Fotografia di copertina: Hans Steger e Paula Wiesinger (1930).Fonte: https://commons.wikimedia.org/wiki/File:Paula_Wiesinger_%26_Hans_Steger.jpg?uselang=it


[1] La Paula, Campioni e avvenimenti del giorno, 10 dicembre 1934. Su questo testo, pubblicato dalla tipografia della Gazzetta dello Sport, vd. Marco Giani, La Paula. Una rappresentazione della donna alpinista (1934), in: Il Presente e la Storia, 99 (Giugno 2021), pp. 223-241, https://www.academia.edu/61665273/La_Paula_Una_rappresentazione_della_donna_alpinista_1934_

[2] Per una biografia della sportiva bolzanina, vd. Elio Trifari, Paula Wiesinger (1907-2001), in Donna e sport, a cura di Maria Canella, Sergio Giuntini e Ivano Granata, Milano, Franco Angeli, 2019, pp. 236-241 .

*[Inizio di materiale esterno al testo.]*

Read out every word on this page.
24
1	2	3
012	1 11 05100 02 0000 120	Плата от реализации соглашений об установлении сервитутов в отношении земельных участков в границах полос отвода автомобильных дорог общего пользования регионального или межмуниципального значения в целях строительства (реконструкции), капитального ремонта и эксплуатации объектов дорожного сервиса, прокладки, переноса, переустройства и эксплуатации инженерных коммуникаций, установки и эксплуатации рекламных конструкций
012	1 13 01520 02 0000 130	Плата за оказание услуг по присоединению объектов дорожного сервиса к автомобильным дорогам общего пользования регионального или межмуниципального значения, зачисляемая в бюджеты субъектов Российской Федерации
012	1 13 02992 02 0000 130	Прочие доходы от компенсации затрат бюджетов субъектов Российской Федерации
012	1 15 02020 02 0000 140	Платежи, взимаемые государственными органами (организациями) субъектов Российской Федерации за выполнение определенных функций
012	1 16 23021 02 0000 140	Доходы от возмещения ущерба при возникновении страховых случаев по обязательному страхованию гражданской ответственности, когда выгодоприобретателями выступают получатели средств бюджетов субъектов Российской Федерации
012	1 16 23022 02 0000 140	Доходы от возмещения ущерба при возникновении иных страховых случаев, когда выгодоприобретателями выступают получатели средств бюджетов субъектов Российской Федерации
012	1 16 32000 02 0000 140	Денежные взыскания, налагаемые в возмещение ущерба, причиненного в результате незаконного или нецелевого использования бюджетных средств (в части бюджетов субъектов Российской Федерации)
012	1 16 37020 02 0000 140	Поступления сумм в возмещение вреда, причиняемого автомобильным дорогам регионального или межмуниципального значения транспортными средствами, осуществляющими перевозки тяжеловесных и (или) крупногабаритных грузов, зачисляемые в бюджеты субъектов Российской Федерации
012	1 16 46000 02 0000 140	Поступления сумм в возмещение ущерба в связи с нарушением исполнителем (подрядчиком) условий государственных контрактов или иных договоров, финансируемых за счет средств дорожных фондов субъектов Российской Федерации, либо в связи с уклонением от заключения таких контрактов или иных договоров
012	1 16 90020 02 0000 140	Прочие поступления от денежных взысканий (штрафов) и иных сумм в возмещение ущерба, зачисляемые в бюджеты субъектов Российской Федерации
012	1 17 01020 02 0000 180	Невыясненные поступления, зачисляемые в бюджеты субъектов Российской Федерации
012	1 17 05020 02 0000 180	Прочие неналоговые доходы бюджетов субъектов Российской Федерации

[3] Vittorio Varale, La battaglia del sesto grado. 1929-1938, Milano, Longanesi, 1965, p. 29.

[4] Ivi, pp. 29-30

[5] Ivi, p. 31.

[6] Ivi, p. 30

[7] Ivi, pp. 31-32.

[8] Sulla storia di questa ascesa, vd. https://www.sassbaloss.com/pagine/uscite/catinaccio1/catinaccio1.htm . La pagina contiene l’articolo che Varale dedicò all’impresa e che venne pubblicato da La Stampa, ma l’espressione «molto difficile» di cui parla ne La Paula è assente; piuttosto, l’articolo si chiude con un «estremamente difficile» messo in bocca a Steger.

[9] Per il controverso rapporto di Varale con fascismo, e con il CAI fascistizzato guidato in quegli anni da Manaresi, vd. Marco Giani, La Paula, cit.